LB: Now did the higher education components stay in Educational Leadership?
SP: No, the higher education components went to a department called ACHE which is Adult, Career, and Higher Education. So it’s a separate department. Yet, we co-exist across the hall. Again, they are also very excellent group of faculty.
LB: Joe Tomaino was in the College I think when you arrived.
SP: That’s correct.
LB: I know you worked with him closely in terms of development and corporate support for the College.
SP: Yes a lot. Joe Tomaino was and is one of those super valuable people. He is just a person of deep commitment and deep spirituality in the belief of giving of self. He really represented the University well. We made a very good team. Joe has a vivid sense of what to do. I enjoyed fundraising especially for the college of Education. We ended up doing a number of things. One was the beginning of the “Education in Action” breakfasts which honored teachers and drew money to the College. Another one was Education Family Night associated with a USF basketball game. Alumni and faculty families would attend a reception and then the game, and if you remember all wore College of Education the t-shirts. We weren’t sure how well that one would go, but 750 attended the first event. We reinvigorated the alumni association under his leadership. It was a good group and it became better than good under his leadership.
One of the outstanding events of my career here was Joe and I flying to Fond du Lac, Wisconsin, to meet the Power Ball winner. One of our former students was a Power Ball lottery winner and started working with him on what has become a now substantial part of our scholarship and endowment fund. To find that this young man was as informal as the world expected him to be formal. The money did not go to his head. He was just a very literate capable guy who found out that winning the Power Ball did not necessarily bring all kinds of good things. But the other thing I enjoyed about him was his constant referral to the quality of education he got in the College, especially in English education and especially the name he kept saying, and I would hope in these proceedings her name is included. He mentioned Joan Kaywell as his mentor and the person who really invigorated his love of English and in teaching. That says something about the College and its faculty. We met him at a small diner, at one these places that’s not the university tower and he could not have been more appreciative and forth coming. Without a Joe Tomaino, those types of things don’t happen without good development officers. They are the people who lead the administrators into a place of saying we can do this. Tomaino is one of a kind, just brilliant and again he’s one of the excellent jewels of USF.

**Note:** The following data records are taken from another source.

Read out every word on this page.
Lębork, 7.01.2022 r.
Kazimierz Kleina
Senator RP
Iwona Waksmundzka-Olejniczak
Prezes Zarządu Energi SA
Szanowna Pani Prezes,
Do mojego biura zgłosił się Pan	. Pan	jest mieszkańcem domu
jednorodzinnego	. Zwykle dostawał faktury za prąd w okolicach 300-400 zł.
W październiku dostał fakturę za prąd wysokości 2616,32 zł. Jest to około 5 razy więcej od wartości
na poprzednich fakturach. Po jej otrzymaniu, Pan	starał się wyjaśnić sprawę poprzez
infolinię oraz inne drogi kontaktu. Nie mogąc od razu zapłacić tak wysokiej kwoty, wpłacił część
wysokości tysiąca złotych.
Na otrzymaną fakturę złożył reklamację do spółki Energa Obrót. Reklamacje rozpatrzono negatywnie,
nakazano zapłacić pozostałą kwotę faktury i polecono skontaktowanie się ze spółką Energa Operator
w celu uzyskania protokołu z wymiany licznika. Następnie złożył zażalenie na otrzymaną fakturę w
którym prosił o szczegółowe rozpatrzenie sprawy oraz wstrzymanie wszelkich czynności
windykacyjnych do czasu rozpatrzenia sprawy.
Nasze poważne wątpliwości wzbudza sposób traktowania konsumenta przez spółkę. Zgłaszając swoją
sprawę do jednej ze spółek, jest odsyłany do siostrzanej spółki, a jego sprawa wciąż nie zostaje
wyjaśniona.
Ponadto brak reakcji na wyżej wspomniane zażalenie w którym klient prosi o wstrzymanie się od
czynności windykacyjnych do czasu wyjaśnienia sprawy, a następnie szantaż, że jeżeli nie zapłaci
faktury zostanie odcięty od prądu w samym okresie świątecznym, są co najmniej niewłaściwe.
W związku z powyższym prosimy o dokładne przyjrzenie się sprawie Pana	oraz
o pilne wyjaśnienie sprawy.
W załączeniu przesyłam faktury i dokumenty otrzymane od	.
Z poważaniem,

LB: The migrant education program was in its beginning at that time. Then I think the Florida Strawberry Growers Association got involved in supporting the program. Were you and Joe involved in that?
SP: We ended up involving the Florida Strawberry Growers Association and to a degree the tomato growers association into the program for migrant students that is directed by Dr. Ann Cranston. The other project was the Richardson Family Scholarship started earlier under Dean Katzenmeyer. Then when I became the Dean, the endowment really accelerated and increased support for our special education program and its students. The Richardson family has just consistently done exceptional things for this College and University.
LB: What are those activities in the College that stand out that you’re most proud of as Dean?
SP: I think the ones I’m most proud of are what I would call the re-energizing of a quality faculty to become even better. Sometimes I worry we set goals to become the top this or that without worrying about being the very best we can and see where that fits. I think the College has an excellent balance of researchers, teachers, and those who really look at working with the schools in service as part of a very legitimate role. I think the re-energization of faculty lets get back to the schools through the development of the professional development schools. Starting a deeper understanding of research and its direction within the College I think was possible because of the excellent faculty we had. I think that really made it happen.
LB: Recently, I’ve been looking on line at the research grants coming to the University and to the College and I was blown away by, certainly in the last five years the number of large grants coming to the faculty in the College of Education. You have witnessed that?
LB: We always had grants in the College, but it was the number and amount of each grant, I guess, is what impressed me.
SP: What people failed to realize is that we have very consistently been number three or four as a college in terms of research capability and dollars drawn in. When I was the Dean we were at three we ended up at two and by the way we still are. Now the other thing that happens is the grants coming to faculty members also came to institutes, so again the At-Risk Institute is one of the large purveyors of grants in our institution. Educational Psychology and Social Foundations does a tremendous amount of grant work with schools. The migrant program does tremendous work with schools. There are a number of others and we’re fully capable of doing even better things. I think that the balancing in terms of all this are the expectations of faculty to do as much as we’d like them to do and then do research. How do you teach, how to you service the schools and do research all at the same time? I think there has been a constant view after my deanship through the deanship of Dean Applegate and to the present deanship of Dean Kennedy, of greater effort on the recruitment of faculty and students from diverse populations. There has also been a view of the importance of the utilization of technology in teaching and teaching methodology within the schools and in the College. There is a continued concern about making sure that a research emphasis ties with the needs of the public schools we serve.